Information content in mean pairwise velocity and mean relative velocity between pairs in a triplet

Velocity fields provide a complementary avenue to constrain cosmological information, either through the peculiar velocity surveys or the kinetic Sunyaev Zel'dovich effect. One of the commonly used statistics is the mean radial pairwise velocity. Here, we consider the three-point mean relative velocity (i.e. the mean relative velocities between pairs in a triplet). Using halo catalogs from the Quijote suite of N-body simulations, we first showcase how the analytical prediction for the mean relative velocities between pairs in a triplet achieve better than 4-5% accuracy using standard perturbation theory at leading order for triangular configurations with a minimum separation of r >= 50 h(-1) Mpc. Furthermore, we present the mean relative velocity between pairs in a triplet as a novel probe of neutrino mass estimation. We explored the full cosmological information content of the halo mean pairwise velocities and the mean relative velocities between halo pairs in a triplet. We did this through the Fisher-matrix formalism using 22 000 simulations from the Quijote suite and by considering all triangular configurations with a minimum and a maximum separation of 20 h(-1) Mpc and 120 h(-1) Mpc, respectively.
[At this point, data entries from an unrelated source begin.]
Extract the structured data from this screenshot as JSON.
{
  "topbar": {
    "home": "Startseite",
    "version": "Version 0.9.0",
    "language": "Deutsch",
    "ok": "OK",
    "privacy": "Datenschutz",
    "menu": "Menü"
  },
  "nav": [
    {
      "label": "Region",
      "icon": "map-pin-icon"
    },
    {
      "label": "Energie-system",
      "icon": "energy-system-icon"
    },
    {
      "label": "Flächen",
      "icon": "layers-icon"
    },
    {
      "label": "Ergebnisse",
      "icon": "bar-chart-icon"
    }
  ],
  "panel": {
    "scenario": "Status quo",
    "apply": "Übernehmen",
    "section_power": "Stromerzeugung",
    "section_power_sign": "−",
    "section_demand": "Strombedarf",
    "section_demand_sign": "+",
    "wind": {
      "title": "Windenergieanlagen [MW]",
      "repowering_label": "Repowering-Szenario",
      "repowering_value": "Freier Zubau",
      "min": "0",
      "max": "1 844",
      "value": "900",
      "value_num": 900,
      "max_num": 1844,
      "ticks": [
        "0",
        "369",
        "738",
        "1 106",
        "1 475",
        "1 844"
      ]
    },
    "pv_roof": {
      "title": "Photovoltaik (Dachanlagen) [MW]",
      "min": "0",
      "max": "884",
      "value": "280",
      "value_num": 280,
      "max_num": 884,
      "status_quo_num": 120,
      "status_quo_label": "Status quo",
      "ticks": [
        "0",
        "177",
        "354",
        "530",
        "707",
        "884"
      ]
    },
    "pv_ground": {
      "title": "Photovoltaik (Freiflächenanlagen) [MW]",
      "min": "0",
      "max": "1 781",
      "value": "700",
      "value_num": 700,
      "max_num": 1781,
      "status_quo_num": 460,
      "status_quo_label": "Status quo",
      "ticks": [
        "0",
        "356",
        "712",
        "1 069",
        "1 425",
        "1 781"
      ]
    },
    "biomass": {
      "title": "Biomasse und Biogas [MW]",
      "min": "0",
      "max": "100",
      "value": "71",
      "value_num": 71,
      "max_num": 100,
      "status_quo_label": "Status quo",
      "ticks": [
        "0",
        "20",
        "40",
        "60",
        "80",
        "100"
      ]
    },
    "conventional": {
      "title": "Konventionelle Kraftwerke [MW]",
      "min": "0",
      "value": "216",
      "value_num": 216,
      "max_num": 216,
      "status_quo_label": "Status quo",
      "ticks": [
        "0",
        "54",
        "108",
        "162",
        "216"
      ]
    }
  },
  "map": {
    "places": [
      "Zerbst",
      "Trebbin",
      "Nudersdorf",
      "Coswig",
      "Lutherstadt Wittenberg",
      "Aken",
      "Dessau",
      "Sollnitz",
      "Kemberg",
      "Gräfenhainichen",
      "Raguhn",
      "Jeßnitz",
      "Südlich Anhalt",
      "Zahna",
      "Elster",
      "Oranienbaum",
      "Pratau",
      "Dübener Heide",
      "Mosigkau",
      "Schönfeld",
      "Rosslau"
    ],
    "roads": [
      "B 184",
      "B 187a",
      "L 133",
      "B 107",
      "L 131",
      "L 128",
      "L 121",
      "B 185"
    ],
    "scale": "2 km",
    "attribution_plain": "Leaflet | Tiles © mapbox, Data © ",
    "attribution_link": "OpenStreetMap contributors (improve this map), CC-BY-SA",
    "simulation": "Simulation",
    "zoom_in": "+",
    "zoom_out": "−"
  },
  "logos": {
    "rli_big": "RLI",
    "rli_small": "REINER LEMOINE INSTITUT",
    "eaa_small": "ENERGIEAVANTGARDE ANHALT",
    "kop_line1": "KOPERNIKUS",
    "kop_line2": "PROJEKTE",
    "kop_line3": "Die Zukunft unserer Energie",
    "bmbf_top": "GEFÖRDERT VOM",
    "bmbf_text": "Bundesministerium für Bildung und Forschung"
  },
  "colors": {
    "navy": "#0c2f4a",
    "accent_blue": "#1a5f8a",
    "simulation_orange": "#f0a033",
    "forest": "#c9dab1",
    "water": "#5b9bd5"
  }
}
We find that the mean relative velocities in a triplet allows a 1 sigma neutrino mass (M-nu) constraint of 0.065 eV, which is roughly 13 times better than the mean pairwise velocity constraint (0.877 eV). This information gain is not limited to neutrino mass, but it extends to other cosmological parameters: Omega(m), Omega(b), h, n(s), and sigma(8), achieving an information gain of 8.9, 11.8, 15.5, 20.9, and 10.9 times, respectively. These results illustrate the possibility of exploiting the mean three-point relative velocities to constrain the cosmological parameters accurately from future cosmic microwave background experiments and peculiar velocity surveys.